Which what it was is an AI product that would create a custom podcast for you.
So you go in and say,
make me a podcast about the fall of the Roman Empire,
about technology in the 19th,
whatever you want. Or you can even upload a PDF and say, make me a podcast about this topic.
And it would spit out a perfect 10-minute podcast describing anything you want. When that came
out, I was like, this is the end of podcasts for people. Everyone's just going to listen to their own
custom podcast. Why would anyone want to listen to a human? That was what I thought two years ago.
How many No Book LN podcast have I listened to since then? Zero. Because I don't want to listen
to a bot describing it, even if it's perfect and accurate and fluent. I want to listen to the
messiness of another human who's actually experienced these things going into it.
So I'm actually not that optimistic that AI is going to disrupt art, writing, music,
those kind of things as much as some other people.
But of course, I have a stake in that game.
Morgan, you have a gift for finding the question behind the question.
And so I want to ask, what's the thing about AI that you think almost nobody is asking
and that you wish more people were?
Well, one, there's a lot of time that if it is as disruptive to labor and employment as people think,
a lot of times people will say, oh, well, there's a solution for that, it's universal basic income.
That, look, we're going to have 30% unemployment, but we'll just send people five grand a month and say,
you can just go write poetry and toil in your garden and, like, you don't have to work anymore.
We'll take care of you.
I think there's so much evidence that if you think work is hard, try boredom.

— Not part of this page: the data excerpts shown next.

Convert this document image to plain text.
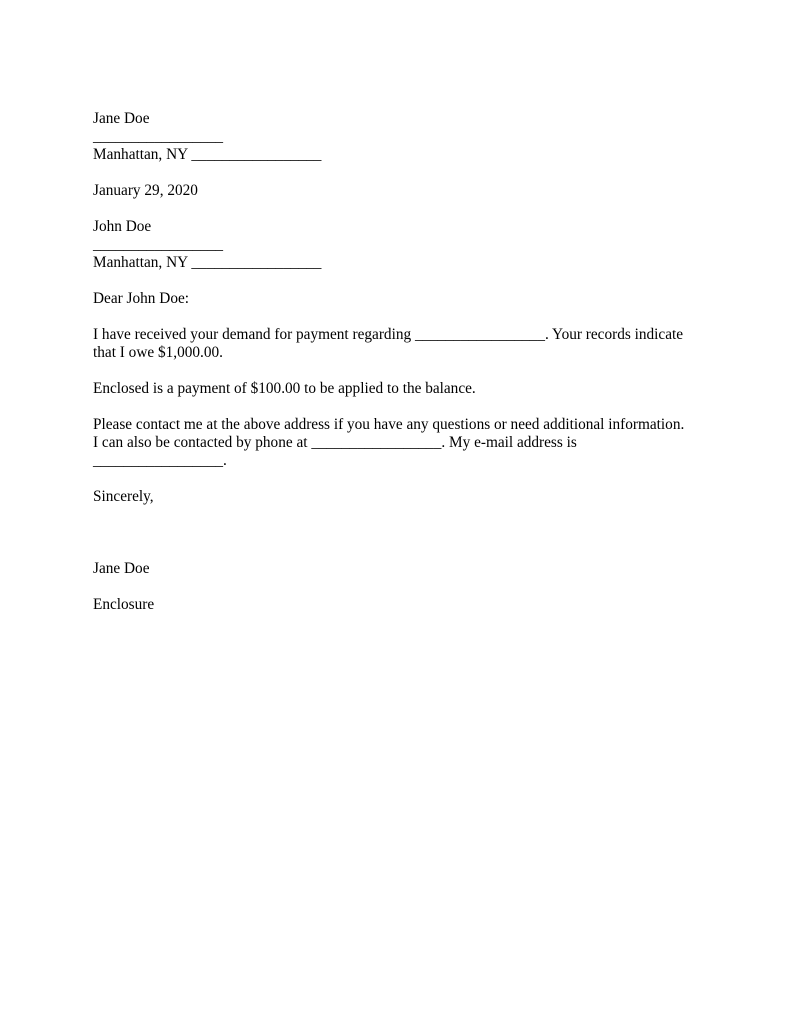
Jane Doe
_________________
Manhattan, NY _________________
January 29, 2020
John Doe
_________________
Manhattan, NY _________________
Dear John Doe:
I have received your demand for payment regarding _________________. Your records indicate
that I owe $1,000.00.
Enclosed is a payment of $100.00 to be applied to the balance.
Please contact me at the above address if you have any questions or need additional information.
I can also be contacted by phone at _________________. My e-mail address is
_________________.
Sincerely,
Jane Doe
Enclosure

It's a hundred times harder.
And the idea that we can just pay a third of society to not work, the amount of mental illness
that would unleash on society would be off the charts.
And so that's pretty much the only solution that people have of like, oh, it's going to put
people out of business, but we'll take the profits from AI and just pay them off effectively.
That would not work in a million years.
And you see this during deep recessions.
Like after 2008, a significant number of people were unemployed for more than 12 months.
And that destroys people.
That's not unemployment.
that leads to mental breakdown at that point.
So the idea that you could do that forever for long periods of time, that would never, ever work.